It's changed very little since 1936, but maybe that's the most charming thing about the Morgan 4/4.
Not only is the Morgan 4/4 the oldest car in this series, but also probably the one which has changed the least during its many decades on the market. Like the company itself, the 4/4 has a devout following. Morgan doesn’t see any reason why it shouldn’t still be selling a car which has gone basically unchanged since 1936, and apparently, enough customers think this is reasonable. No matter what your feelings are on the car itself, it has to be said that this kind of thing is actually fairly impressive, if a bit strange.
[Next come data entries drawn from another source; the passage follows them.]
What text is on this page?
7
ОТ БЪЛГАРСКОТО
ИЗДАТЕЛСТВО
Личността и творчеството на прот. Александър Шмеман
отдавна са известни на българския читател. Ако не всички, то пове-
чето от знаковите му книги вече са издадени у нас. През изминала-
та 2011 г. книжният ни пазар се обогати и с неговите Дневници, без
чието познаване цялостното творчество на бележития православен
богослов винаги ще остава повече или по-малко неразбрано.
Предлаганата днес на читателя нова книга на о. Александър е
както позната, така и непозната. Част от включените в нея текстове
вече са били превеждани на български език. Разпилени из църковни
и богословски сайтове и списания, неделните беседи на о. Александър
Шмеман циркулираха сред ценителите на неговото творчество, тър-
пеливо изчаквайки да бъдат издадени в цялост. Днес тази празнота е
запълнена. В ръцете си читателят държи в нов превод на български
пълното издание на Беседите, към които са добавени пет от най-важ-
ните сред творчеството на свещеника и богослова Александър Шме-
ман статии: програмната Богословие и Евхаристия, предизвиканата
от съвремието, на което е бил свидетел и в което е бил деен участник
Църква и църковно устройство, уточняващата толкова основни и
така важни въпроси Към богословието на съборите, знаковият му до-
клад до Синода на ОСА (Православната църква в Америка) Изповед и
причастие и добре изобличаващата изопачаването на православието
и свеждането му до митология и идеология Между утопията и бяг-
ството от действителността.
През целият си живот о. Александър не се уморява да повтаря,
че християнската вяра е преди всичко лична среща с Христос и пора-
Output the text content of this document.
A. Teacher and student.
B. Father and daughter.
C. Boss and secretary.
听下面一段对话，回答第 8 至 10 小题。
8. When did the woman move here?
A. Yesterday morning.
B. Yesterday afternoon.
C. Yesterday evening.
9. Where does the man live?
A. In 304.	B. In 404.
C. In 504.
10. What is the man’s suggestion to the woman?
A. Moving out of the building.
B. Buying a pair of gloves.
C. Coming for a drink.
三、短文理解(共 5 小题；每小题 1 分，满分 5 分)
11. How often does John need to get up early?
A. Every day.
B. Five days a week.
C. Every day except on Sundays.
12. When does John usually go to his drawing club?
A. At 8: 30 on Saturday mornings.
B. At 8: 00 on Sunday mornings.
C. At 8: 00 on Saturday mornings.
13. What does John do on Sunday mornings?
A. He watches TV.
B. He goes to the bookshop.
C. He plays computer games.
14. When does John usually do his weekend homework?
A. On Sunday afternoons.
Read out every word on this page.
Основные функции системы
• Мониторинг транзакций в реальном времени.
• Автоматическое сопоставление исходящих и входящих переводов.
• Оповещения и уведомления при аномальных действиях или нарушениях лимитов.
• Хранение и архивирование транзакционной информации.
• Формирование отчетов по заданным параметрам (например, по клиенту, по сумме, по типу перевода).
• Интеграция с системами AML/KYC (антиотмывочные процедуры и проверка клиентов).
The Morgan Motor Company was founded in 1910, and even after 103 year, it is still in the Morgan family. Morgan started out building only three-wheeled cars, which had always enjoyed a certain degree of popularity in the UK as a result of having much lower taxes than four-wheeled cars. This is because they are technically classified as motorcycles, and as a bonus, are very nearly as dangerous. Morgan would eventually stop building three-wheelers, only to begin again very recently. The new car doesn’t exactly offer any kind of financial advantage, but it is not without its fans.
The 4/4 was actually the first four-wheeled car built by Morgan, and is named for its four wheels and four-cylinder engine. What with the 4/4 having entered production in 1936, the four-cylinder engine in question was producing a meager 34 horsepower. For 1936, that was really about all you could expect, but the unfortunate thing was that the next engine, which lasted from 1955 to 1960, was a side-valve Ford design which produced 36 horsepower. That was pretty thoroughly obsolete by this point, although Morgan did manage to get away with it since the car was so very, very small and light.
Things would get better in 1961, when a new bigger Ford engine was used, and horsepower got up to 62. That actually made for a pretty decent power-to-weight ratio for the time, and sales were much better throughout the Sixties than they had been in the preceding decade. Then, pretty much nothing changed until 1991, when it got fuel injection. Today, the body is about the same as it was back in 1936. It has better headlights now, and the engine is a 1.8-liter Ford Duratec which produces 125 horsepower. And although it must be highly aggravating to Morgan fans, it runs on unleaded gas.
There have been a couple of 4/4 offshoots produced over the years, and some of these have been pretty impressive. Most recently (in 2003), there was the Runabout, basically just an entry-level 4/4 model, although it’s quite difficult to imagine what could have been removed to make it entry-level. There is also the Plus 4, first introduced in 1950, which is built on an enlarged version of the 4/4 chassis and uses a larger and more powerful four-cylinder engine. That lead to the Plus 8, which was built from 1968 to 2004 with a V8 engine, but still never offered more than 220 horsepower.
Of course, much more power in a car that is small and antiquated would have probably been dangerous. It’s sometimes difficult to believe than Morgan still exists, and that it's still making cars like the 4/4. But the more antiquated the cars become, the better Morgan’s sales, with production numbers increasing every year. The reason is simple enough, Morgans are old because that’s how they want them, and for customers who want something purposely old, there is only one choice.